Role Management Concepts
The DigitalSuite Role Management module allows you to create roles that reflect the division of work in your company together with organizations that reflect the way these roles are grouped into a hierarchy.
The roles you create in the Role Management module will be used to establish role-based access control at project level.
This document describes organizations and roles along with their functions.
Organizations enable you to group roles together. How you make use of organizations is a design decision and depends on the type of projects you create. You may want to create an organization that reflects the structure of your company, or you could create a new organization for each project you create.
A role can only belong to a single organization but a project can use roles from different organizations.
Roles represent a particular group of responsibilities that can be performed by an actor within your company. Users are assigned specific roles within a project in order to give them the access rights necessary to undertake the responsibilities of the role. Roles are grouped into organizations and organizations can contain many roles. A user can belong to more than one role.
It is possible to have parent and child roles. This can be especially useful when using roles to map the structure of your company. The number of child generations a parent role can have is limited to three.
Roles in a Process
When designing a process each role involved in the execution can be assigned its own lane on the process diagram so that you can clearly show which process step is assigned to each role. For details on the concepts involved in process design, refer to ProcessModeler Concepts.
Defining which users belong to each role can be done in different ways, spanning both static and dynamic allocation:
- Everybody Roles: Roles which include every active user that belongs to the account. All users within your company therefore have the right to perform the functions related to these roles.
- Static Roles: Roles to which users are manually assigned in order to give them the rights necessary to perform the functions related to the role. This assignment is carried out within the Role Management module.
- Scripted Roles: Roles to which users are assigned automatically by the platform dependent on the execution of a script. The script is written and validated within the Role Management module and is used to filter the users based on the user's settings, metadata, preferences or current role membership. To find out more about writing scripts click here.
- Dynamic Roles: In some circumstances we may not know which role should take care of a process step because it depends on the data to be processed. Dynamic Roles enable the decision to be deferred to execution time, using the data available in the process to calculate and assign the correct role in real time.

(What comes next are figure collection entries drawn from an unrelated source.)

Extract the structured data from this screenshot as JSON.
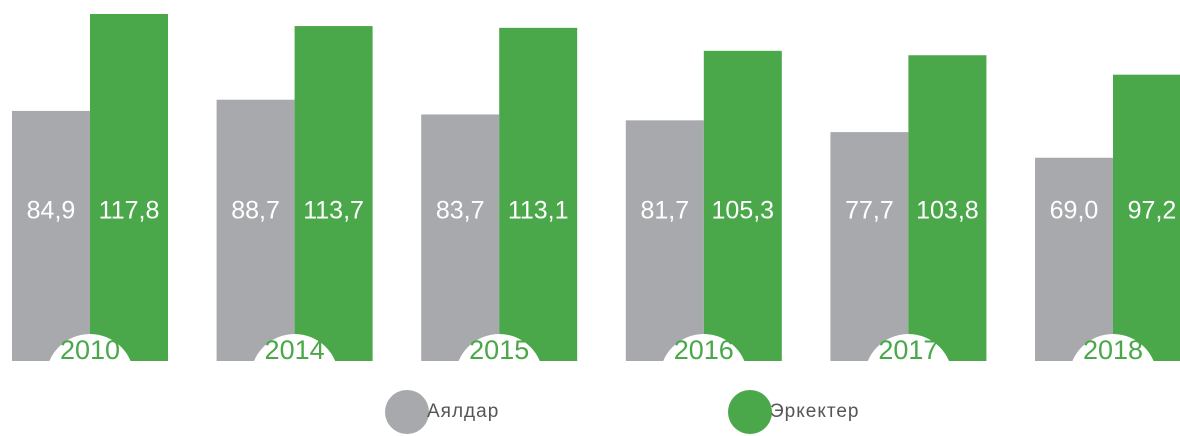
{
  "chart_data": {
    "type": "bar",
    "categories": [
      "2010",
      "2014",
      "2015",
      "2016",
      "2017",
      "2018"
    ],
    "series": [
      {
        "name": "Аялдар",
        "color": "#a7a9ac",
        "values": [
          84.9,
          88.7,
          83.7,
          81.7,
          77.7,
          69.0
        ],
        "value_labels": [
          "84,9",
          "88,7",
          "83,7",
          "81,7",
          "77,7",
          "69,0"
        ]
      },
      {
        "name": "Эркектер",
        "color": "#4aa84a",
        "values": [
          117.8,
          113.7,
          113.1,
          105.3,
          103.8,
          97.2
        ],
        "value_labels": [
          "117,8",
          "113,7",
          "113,1",
          "105,3",
          "103,8",
          "97,2"
        ]
      }
    ]
  }
}
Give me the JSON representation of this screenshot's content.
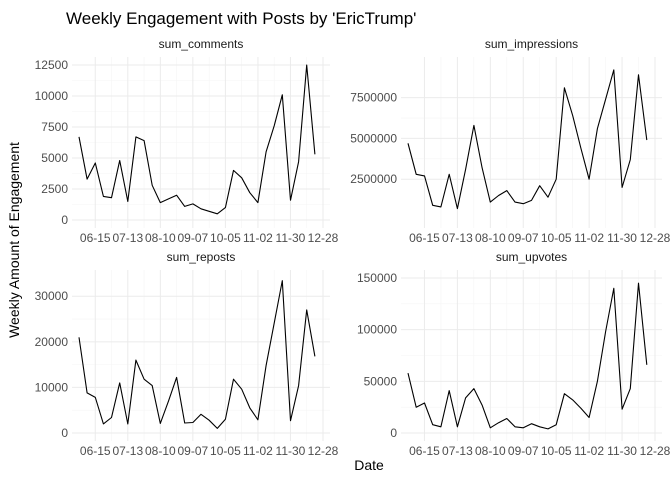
{
  "chart_data": {
    "type": "line",
    "title": "Weekly Engagement with Posts by 'EricTrump'",
    "xlabel": "Date",
    "ylabel": "Weekly Amount of Engagement",
    "grid": true,
    "x_tick_labels": [
      "06-15",
      "07-13",
      "08-10",
      "09-07",
      "10-05",
      "11-02",
      "11-30",
      "12-28"
    ],
    "x": [
      "2020-06-01",
      "2020-06-08",
      "2020-06-15",
      "2020-06-22",
      "2020-06-29",
      "2020-07-06",
      "2020-07-13",
      "2020-07-20",
      "2020-07-27",
      "2020-08-03",
      "2020-08-10",
      "2020-08-17",
      "2020-08-24",
      "2020-08-31",
      "2020-09-07",
      "2020-09-14",
      "2020-09-21",
      "2020-09-28",
      "2020-10-05",
      "2020-10-12",
      "2020-10-19",
      "2020-10-26",
      "2020-11-02",
      "2020-11-09",
      "2020-11-16",
      "2020-11-23",
      "2020-11-30",
      "2020-12-07",
      "2020-12-14",
      "2020-12-21",
      "2020-12-28"
    ],
    "panels": [
      {
        "strip": "sum_comments",
        "ylim": [
          0,
          12500
        ],
        "y_ticks": [
          0,
          2500,
          5000,
          7500,
          10000,
          12500
        ],
        "y_tick_labels": [
          "0",
          "2500",
          "5000",
          "7500",
          "10000",
          "12500"
        ],
        "values": [
          6700,
          3300,
          4600,
          1900,
          1800,
          4800,
          1500,
          6700,
          6400,
          2800,
          1400,
          1700,
          2000,
          1100,
          1300,
          900,
          700,
          500,
          1000,
          4000,
          3400,
          2200,
          1400,
          5500,
          7600,
          10100,
          1600,
          4700,
          12500,
          5300,
          null
        ]
      },
      {
        "strip": "sum_impressions",
        "ylim": [
          0,
          9500000
        ],
        "y_ticks": [
          2500000,
          5000000,
          7500000
        ],
        "y_tick_labels": [
          "2500000",
          "5000000",
          "7500000"
        ],
        "values": [
          4700000,
          2800000,
          2700000,
          900000,
          800000,
          2800000,
          700000,
          3100000,
          5800000,
          3200000,
          1100000,
          1500000,
          1800000,
          1100000,
          1000000,
          1200000,
          2100000,
          1400000,
          2500000,
          8100000,
          6400000,
          4400000,
          2500000,
          5600000,
          7400000,
          9200000,
          2000000,
          3700000,
          8900000,
          4900000,
          null
        ]
      },
      {
        "strip": "sum_reposts",
        "ylim": [
          0,
          34000
        ],
        "y_ticks": [
          0,
          10000,
          20000,
          30000
        ],
        "y_tick_labels": [
          "0",
          "10000",
          "20000",
          "30000"
        ],
        "values": [
          21000,
          8800,
          7800,
          2000,
          3400,
          11000,
          2000,
          16000,
          11800,
          10400,
          2100,
          7000,
          12200,
          2200,
          2300,
          4100,
          2800,
          1000,
          3000,
          11800,
          9600,
          5500,
          2900,
          14800,
          24100,
          33400,
          2700,
          10400,
          27000,
          16800,
          null
        ]
      },
      {
        "strip": "sum_upvotes",
        "ylim": [
          0,
          150000
        ],
        "y_ticks": [
          0,
          50000,
          100000,
          150000
        ],
        "y_tick_labels": [
          "0",
          "50000",
          "100000",
          "150000"
        ],
        "values": [
          58000,
          25000,
          29000,
          8000,
          6000,
          41000,
          6000,
          34000,
          43000,
          27000,
          5000,
          10000,
          14000,
          6000,
          5000,
          9000,
          6000,
          4000,
          8000,
          38000,
          32000,
          24000,
          15000,
          50000,
          98000,
          140000,
          23000,
          43000,
          145000,
          66000,
          null
        ]
      }
    ]
  }
}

- Runtime Roles: These roles are initially empty, users are added to the role dynamically during the execution of a process.
Project access rights are defined at Role level. Roles from different organizations can be used within the same project.
You can allocate one of the following types of access rights to a role:
- Designer: Designer access allows you to modify the project's resources and launch processes/web interfaces in Test, Acceptance, and Live mode.
- Supervisor: Supervisor access does not allow you to modify any project resources. Supervisors can launch processes/web interfaces in Test mode and monitor launched processes in all modes.
- User: User access allows you to launch web interfaces in Live mode and to see tasks you have to perform. Users are not able to see the processes they have launched.
- Observer: Observers have the right to view all launched processes in read-only mode.
- Translator: Translators can create, read, update and delete dictionaries for use with App Translator.